A Giant of the Industry Looks for Laughs
November 1, 2004 12:00 AM
One of the biggest movie stars in the world has entered into a development deal to do his first-ever sitcom. How big is Michael Clarke Duncan? About 6 feet 5 inches and built like a man mountain, as you may recall from his roles in such films as "The Green Mile," "The Scorpion King" and "Daredevil." He has teamed with producer Claude Brooks (UPN's "Second Time Around") for a project tentatively titled "Still the Champ." Mr. Duncan would star as a retired heavyweight champion fighter adjusting to domestic life with his wife and adopted daughters. While he looks as though he could be a bodyguard (which at one time he was), the Chicago native is known for his sweet temperament, which should provide an interesting contrast on a comedy. Mr. Brooks' C to the B Productions is shopping the half-hour show to networks this week. -JAMES HIBBERD
While the news business has been rocked by controversy recently-from CBS's Memogate to Sinclair's Kerry "news special"-one group has been teaching local news directors to make ethical decisions not just in an election season but year-round. The Carole Kneeland Project for Responsible Television Journalism, founded in 1998 in honor of Ms. Kneeland, a news VP at KVUE-TV in Austin, Texas, who died of breast cancer, presents twice-annual seminars for news directors with less than three years of experience. "We want them to get into the coverage of the issues themselves and not depend on official sources whose views are tainted," said Valerie Hyman, a seminar trainer and founder of the broadcast program at the Poynter Institute. Joey Parker, news director for KCWY-TV in Casper, Wyo., who attended last month, said the program "challenged our views on how we gather and present news and information, made us reconsider our roles as managers and caused us to evaluate our thought processes." The next seminar is in March (information: kneelandproject.org).

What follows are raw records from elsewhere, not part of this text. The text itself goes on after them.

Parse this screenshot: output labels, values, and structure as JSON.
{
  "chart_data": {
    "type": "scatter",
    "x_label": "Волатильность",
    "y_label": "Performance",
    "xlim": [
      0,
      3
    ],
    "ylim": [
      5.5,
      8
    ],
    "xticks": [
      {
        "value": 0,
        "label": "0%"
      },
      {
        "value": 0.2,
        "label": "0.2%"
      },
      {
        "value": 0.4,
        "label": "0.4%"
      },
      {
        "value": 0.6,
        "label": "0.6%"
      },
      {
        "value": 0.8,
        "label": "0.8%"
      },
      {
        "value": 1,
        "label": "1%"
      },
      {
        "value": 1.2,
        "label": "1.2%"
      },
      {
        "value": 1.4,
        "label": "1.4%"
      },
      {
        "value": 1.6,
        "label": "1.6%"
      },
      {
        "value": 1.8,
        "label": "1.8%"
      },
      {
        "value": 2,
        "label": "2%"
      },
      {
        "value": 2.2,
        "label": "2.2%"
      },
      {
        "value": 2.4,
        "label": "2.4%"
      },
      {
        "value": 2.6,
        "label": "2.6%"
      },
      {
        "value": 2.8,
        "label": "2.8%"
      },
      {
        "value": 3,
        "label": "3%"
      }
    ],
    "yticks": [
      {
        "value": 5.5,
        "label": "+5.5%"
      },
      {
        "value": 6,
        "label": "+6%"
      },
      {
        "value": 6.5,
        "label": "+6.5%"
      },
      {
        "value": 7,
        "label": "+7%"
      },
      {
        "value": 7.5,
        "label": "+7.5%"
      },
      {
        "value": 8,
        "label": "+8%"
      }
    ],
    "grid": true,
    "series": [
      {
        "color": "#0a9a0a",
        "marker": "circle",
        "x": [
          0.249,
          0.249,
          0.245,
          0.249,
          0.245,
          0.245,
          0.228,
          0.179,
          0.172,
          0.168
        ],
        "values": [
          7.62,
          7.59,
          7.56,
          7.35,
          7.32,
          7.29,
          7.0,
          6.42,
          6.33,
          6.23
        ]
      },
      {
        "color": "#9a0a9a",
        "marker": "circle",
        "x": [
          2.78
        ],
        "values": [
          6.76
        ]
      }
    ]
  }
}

NBC Universal's syndicated weekend news program "The Chris Matthews Show" has benefited from viewers' increased interest in politics thanks to the presidential election. "Matthews" scored a 2.4 for the week ended Oct. 17-up 14 percent from the previous week-and saw modest growth in men and women 18 to 49, according to Nielsen Media Research. But can the third-season show keep the momentum going once Bush-Kerry fever subsides? Nancy Nathan, the show's executive producer, said the show can because it is different from its main competition. "The [network] Sunday morning news shows that are in our environment will once again be back to having on senators debating policy," she said, noting that "Matthews"' stable of D.C. insiders, and not party flacks, gives it an edge. "We'll lose the horse race, but we can still do the same gaming-who's up, who's down-throughout [the year]," Ms. Nathan said. "It's the kind of thing that's very political, but it calls on Washington observers to give viewers the skinny."